# Affordable Hotel in HK



## Xanthic (Jun 27, 2013)

Hi all

Sorry for this thread but I've exhausted all other options.

I'm travelling to HK at the end of October to finalise some paperwork for my ID. 

After a nightmare stay with family on the last trip I've decided to stay at a hotel with 2 others and after searching places like bookingdotcom, I can't find a place I like for the price we're looking.

We have an approximate total hotel budget of 3500HKD for a week and want to find somewhere as close to Fanling as possible. If Fanling isn't possible, TST would be the next best option but I know the prices go up drastically the closer you get to the centre.

Any help would be great.

Thanks in advance,

Stephen


----------



## KiTT (Jun 29, 2013)

the budget HKD3500 for a week maybe too tight


----------



## Xanthic (Jun 27, 2013)

KiTT said:


> the budget HKD3500 for a week maybe too tight


What would you suggest my budget be? Something like the HK equivilant to a Travel Lodge is what I'm looking for.


----------



## soojenn (Jan 14, 2013)

You have to be kidding... HK$3500 for a week. That works out to be HK$500 per day. I don't believe that there are any hotel at that rate. Motels, or hostels maybe. Falling and TST are at opposite ends of Kowloon Peninsula, one in the far north and the other far south.


----------



## Xanthic (Jun 27, 2013)

soojenn said:


> You have to be kidding... HK$3500 for a week. That works out to be HK$500 per day. I don't believe that there are any hotel at that rate. Motels, or hostels maybe. Falling and TST are at opposite ends of Kowloon Peninsula, one in the far north and the other far south.


Hence why I asked for advice about budget too 

Motels and decent hostels are fine and either TST *or *Fanling will be OK.

$3500 was an approximate based on UK prices. You can easily get a hotel in the UK for $500 a night.


----------



## London_may (Jun 18, 2013)

Hi.

I think you would struggle with that budget. I don't think hong kong really has an equivalent to premier inn/travel lodge. 

However, I would recommend maybe trying to find a hotel in sha tin. It's on the same train line as fan ling and the hotel will cost a lot less than TST. 

I've stayed at royal park hotel before, they can do a triple room (one bed would be roll away). I can't remember the prices though as this was a few years ago.


----------



## Dawei (Jul 22, 2013)

Try the Empire Hotel on Kimberly Rd (or Lane) in TST. I used to stay there often, the rooms are small by US standards, but typical for HK. I think my hotel bill was only about US $100/day, close to your estimated budget. They have a good hot breakfast but the internet usage requires using their USB stick, so if you have a work computer that prevents software installation, this could be a problem.
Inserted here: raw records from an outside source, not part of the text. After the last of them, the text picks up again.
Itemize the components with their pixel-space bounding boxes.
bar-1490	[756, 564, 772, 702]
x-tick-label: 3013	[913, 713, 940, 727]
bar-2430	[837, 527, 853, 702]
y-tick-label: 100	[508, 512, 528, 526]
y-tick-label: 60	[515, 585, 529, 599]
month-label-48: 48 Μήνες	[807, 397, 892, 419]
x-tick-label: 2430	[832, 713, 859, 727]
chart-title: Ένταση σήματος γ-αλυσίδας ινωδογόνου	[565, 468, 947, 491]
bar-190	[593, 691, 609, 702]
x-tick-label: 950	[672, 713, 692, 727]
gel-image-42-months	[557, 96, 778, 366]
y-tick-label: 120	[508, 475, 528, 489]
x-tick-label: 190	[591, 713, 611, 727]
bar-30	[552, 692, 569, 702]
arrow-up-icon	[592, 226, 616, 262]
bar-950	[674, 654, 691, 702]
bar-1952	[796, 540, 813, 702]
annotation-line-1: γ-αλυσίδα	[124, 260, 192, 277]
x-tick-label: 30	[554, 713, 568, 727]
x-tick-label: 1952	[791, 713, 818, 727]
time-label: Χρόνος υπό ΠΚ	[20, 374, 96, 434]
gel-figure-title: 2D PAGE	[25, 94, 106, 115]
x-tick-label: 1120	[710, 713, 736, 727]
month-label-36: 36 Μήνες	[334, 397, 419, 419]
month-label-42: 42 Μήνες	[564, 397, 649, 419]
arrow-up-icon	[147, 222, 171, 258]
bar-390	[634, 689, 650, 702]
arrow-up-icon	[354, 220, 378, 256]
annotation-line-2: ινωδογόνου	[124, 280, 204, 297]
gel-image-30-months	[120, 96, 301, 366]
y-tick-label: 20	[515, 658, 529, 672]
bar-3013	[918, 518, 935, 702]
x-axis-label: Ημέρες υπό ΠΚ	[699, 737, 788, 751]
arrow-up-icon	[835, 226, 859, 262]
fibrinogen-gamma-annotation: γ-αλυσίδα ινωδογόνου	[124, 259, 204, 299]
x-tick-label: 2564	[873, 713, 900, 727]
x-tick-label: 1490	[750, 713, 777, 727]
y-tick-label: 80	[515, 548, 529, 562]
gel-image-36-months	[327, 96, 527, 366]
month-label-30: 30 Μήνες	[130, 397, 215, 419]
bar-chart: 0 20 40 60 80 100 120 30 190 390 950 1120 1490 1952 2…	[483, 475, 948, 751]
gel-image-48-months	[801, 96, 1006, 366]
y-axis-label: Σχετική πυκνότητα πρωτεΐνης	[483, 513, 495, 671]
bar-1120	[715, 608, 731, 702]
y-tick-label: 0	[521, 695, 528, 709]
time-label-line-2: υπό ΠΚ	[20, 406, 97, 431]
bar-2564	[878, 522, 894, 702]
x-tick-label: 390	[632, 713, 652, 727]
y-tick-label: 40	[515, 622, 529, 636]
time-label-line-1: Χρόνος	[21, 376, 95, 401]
The Empire hotel is on the same street as the Mira, which is across from KowLoon Park.


----------



## franjelley (Jul 22, 2013)

Xanthic said:


> Hence why I asked for advice about budget too
> 
> Motels and decent hostels are fine and either TST *or *Fanling will be OK.
> 
> $3500 was an approximate based on UK prices. You can easily get a hotel in the UK for $500 a night.


You need to think of Hong Kong as equivalent to London, NewYork or Paris. Sure you can get a hotel for 500 hkd in provincial england but i wouldnt be about to try in London.
It's one of the great 5 cities of the world, and you pay accordingly. (we're arguing about the 5th)


----------



## dbi (Jul 24, 2013)

A friend of mine stayed at Yes Inn in North Point. I think it was around $40 for a private room. Don't think it'll fit 3 though!


----------



## Golo (Apr 15, 2011)

I think you are going to be unlucky! the cheap rooms are that for a reason!


----------



## happyvalley2013 (Sep 13, 2013)

Try PentaHotel. I think they are having a promotion like $800/night
It's a new 4 star hotel and only 5 minutes walk to Diamond Hill subway station.


----------



## sigfpe (Sep 11, 2013)

Butterfly on Hollywood Boutique Hotel is relatively cheap hotel.
Location is good. I did not used a taxi to get Sheung Wan.


----------



## luvchinb (Sep 17, 2013)

Yes inn in causeway bay is quite good as well. Its just next to the city. My friends are stayed in there 2 weeks ago.


----------



## Southerncalm (Jan 3, 2014)

I am American and live on the Mainland with my Chinese wife, 
When we travel we look at online travel web sites
There is a Chinese one that have been very helpful for us 
I don't recall if it also covers HK but you can check
Its Chinese mainly and ran by Chinese but has an English button on the page
I am too new to post links yet but the company is called nd as with many of them you can type the name followed but the dot com and get them
They can show many hotels in a given area just as most travel sights can
and you can sort by topics including prices
Hope that is helpful
I just checked 
THEY DO COVER HK

Best wishes


----------



## Golo (Apr 15, 2011)

Southerncalm said:


> I am American and live on the Mainland with my Chinese wife,
> When we travel we look at online travel web sites
> There is a Chinese one that have been very helpful for us
> I don't recall if it also covers HK but you can check
> ...



They also have an Android app! not sure about apple.


----------